CEO Al Monaco only sees a slower, bumpy recovery from here that won't feel close to normal until the end of 2021.

"We're cautious on the timing of a full return. We see a more gradual pace of recovery from here," Monaco said.

Project protests

Enbridge's Line 3 and Line 5 replacement pipeline projects from Alberta to the US and eastern Canada count among those facing regulatory and legal fights.

Despite the pandemic being better controlled in Canada, the oil sands remain highly dependent on exports to the US. That dynamic is a big part of why, for instance, Calgary's Pembina Pipeline has indefinitely deferred more than $3 billion in new projects.

"If the US wouldn't have had all the cases, I'd be saying we'd probably have all those projects back," Pembina CEO Mick Dilger said.

Likewise, TC Energy's Keystone XL project was recently held up again by the US Supreme Court, even while allowing a fast-tracked, pipeline permitting process to resume. TC remains committed to a 2023 completion timeline.
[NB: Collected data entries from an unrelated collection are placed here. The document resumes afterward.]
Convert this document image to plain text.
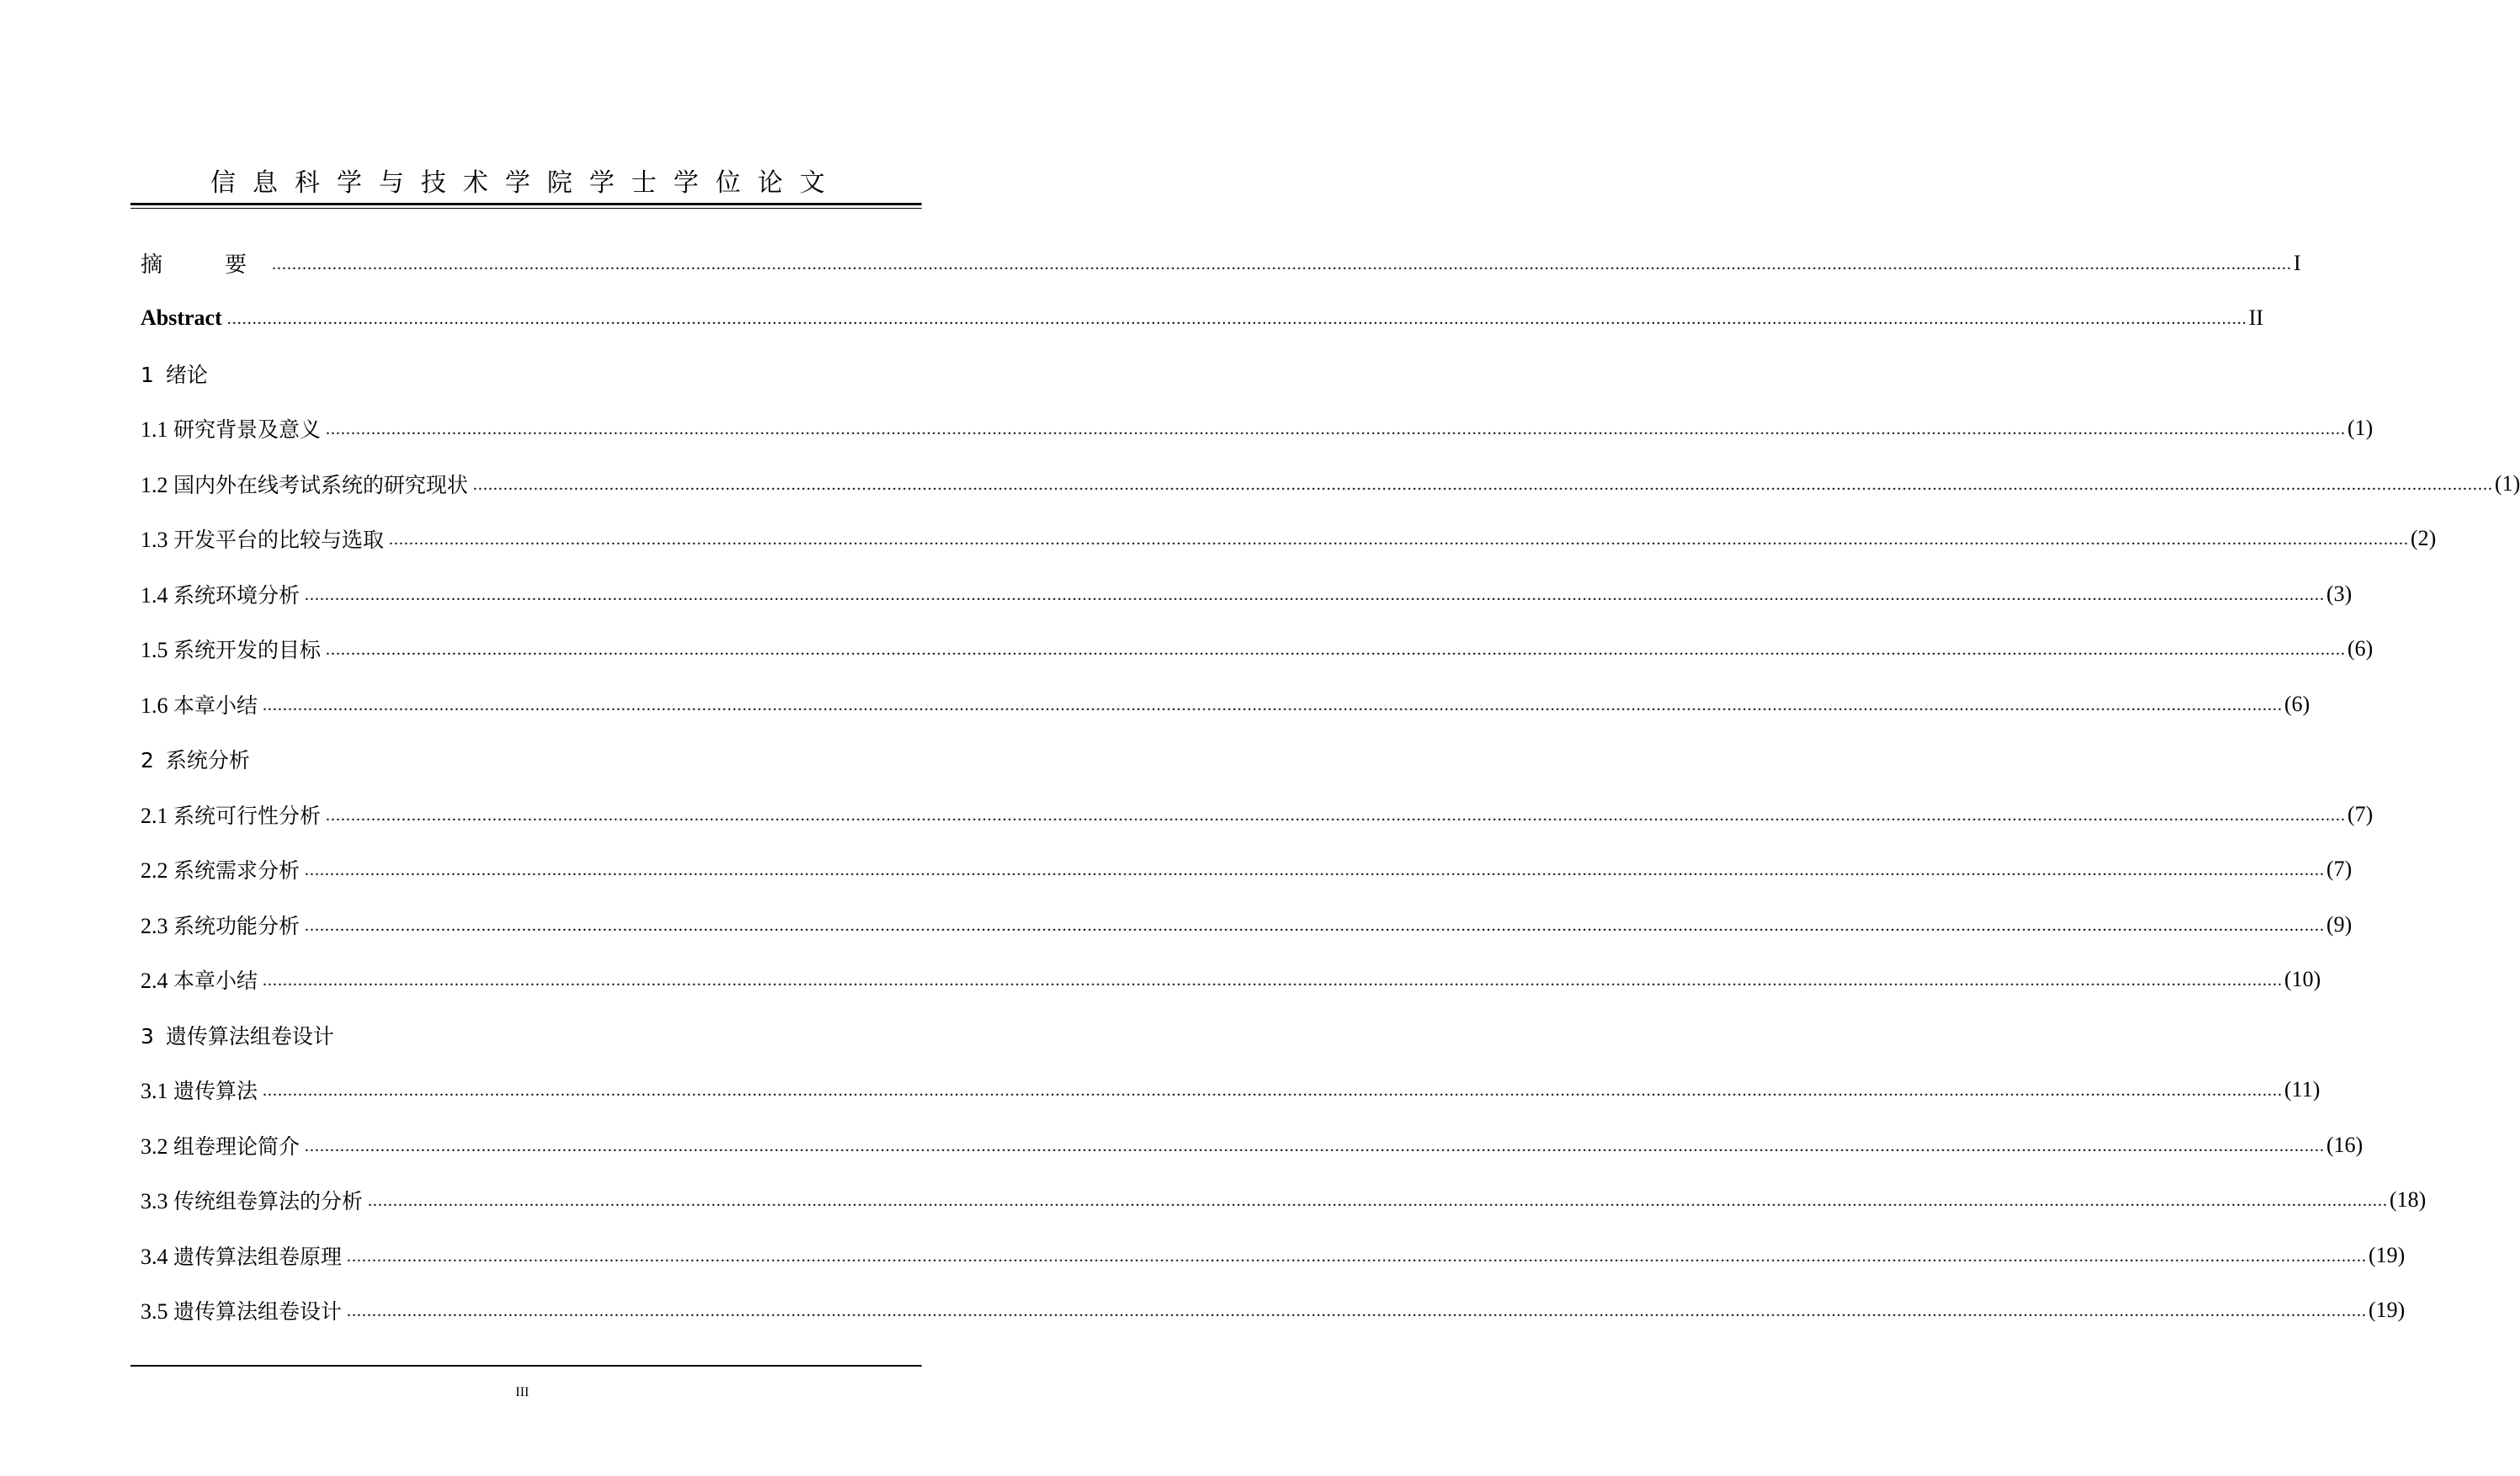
信息科学与技术学院学士学位论文
摘　要 ................................................................................................................................................................................................................................................................................................................................................................................................................ I
Abstract ................................................................................................................................................................................................................................................................................................................................................................................................................ II
1 绪论
1.1 研究背景及意义 ................................................................................................................................................................................................................................................................................................................................................................................................................ (1)
1.2 国内外在线考试系统的研究现状 ................................................................................................................................................................................................................................................................................................................................................................................................................ (1)
1.3 开发平台的比较与选取 ................................................................................................................................................................................................................................................................................................................................................................................................................ (2)
1.4 系统环境分析 ................................................................................................................................................................................................................................................................................................................................................................................................................ (3)
1.5 系统开发的目标 ................................................................................................................................................................................................................................................................................................................................................................................................................ (6)
1.6 本章小结 ................................................................................................................................................................................................................................................................................................................................................................................................................ (6)
2 系统分析
2.1 系统可行性分析 ................................................................................................................................................................................................................................................................................................................................................................................................................ (7)
2.2 系统需求分析 ................................................................................................................................................................................................................................................................................................................................................................................................................ (7)
2.3 系统功能分析 ................................................................................................................................................................................................................................................................................................................................................................................................................ (9)
2.4 本章小结 ................................................................................................................................................................................................................................................................................................................................................................................................................ (10)
3 遗传算法组卷设计
3.1 遗传算法 ................................................................................................................................................................................................................................................................................................................................................................................................................ (11)
3.2 组卷理论简介 ................................................................................................................................................................................................................................................................................................................................................................................................................ (16)
3.3 传统组卷算法的分析 ................................................................................................................................................................................................................................................................................................................................................................................................................ (18)
3.4 遗传算法组卷原理 ................................................................................................................................................................................................................................................................................................................................................................................................................ (19)
3.5 遗传算法组卷设计 ................................................................................................................................................................................................................................................................................................................................................................................................................ (19)
III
But most concerning to the industry is the recent federal court order to shutter the Energy Transfer's three-year-old Dakota Access Pipeline, which was overturned at least temporarily in August on an appeal. The case remains pending, but a shutdown is no longer imminent.

Pipeline firms that aren't directly affected remain greatly concerned.

"It's an environment of uncertainty and one that we don't see the benefit of," said Plains CEO Willie Chiang.

And, despite some greater visibility for the rest of this year, predicting the future remains a guessing game. Potentially switching from a pipeline-friendly Trump administration to a Democratic White House next year would make things harder.

"Honestly, we haven't thought too much about 2021 at this point," said Mears, of Magellan. "It's too hard to project the rest of this year, much less 2021."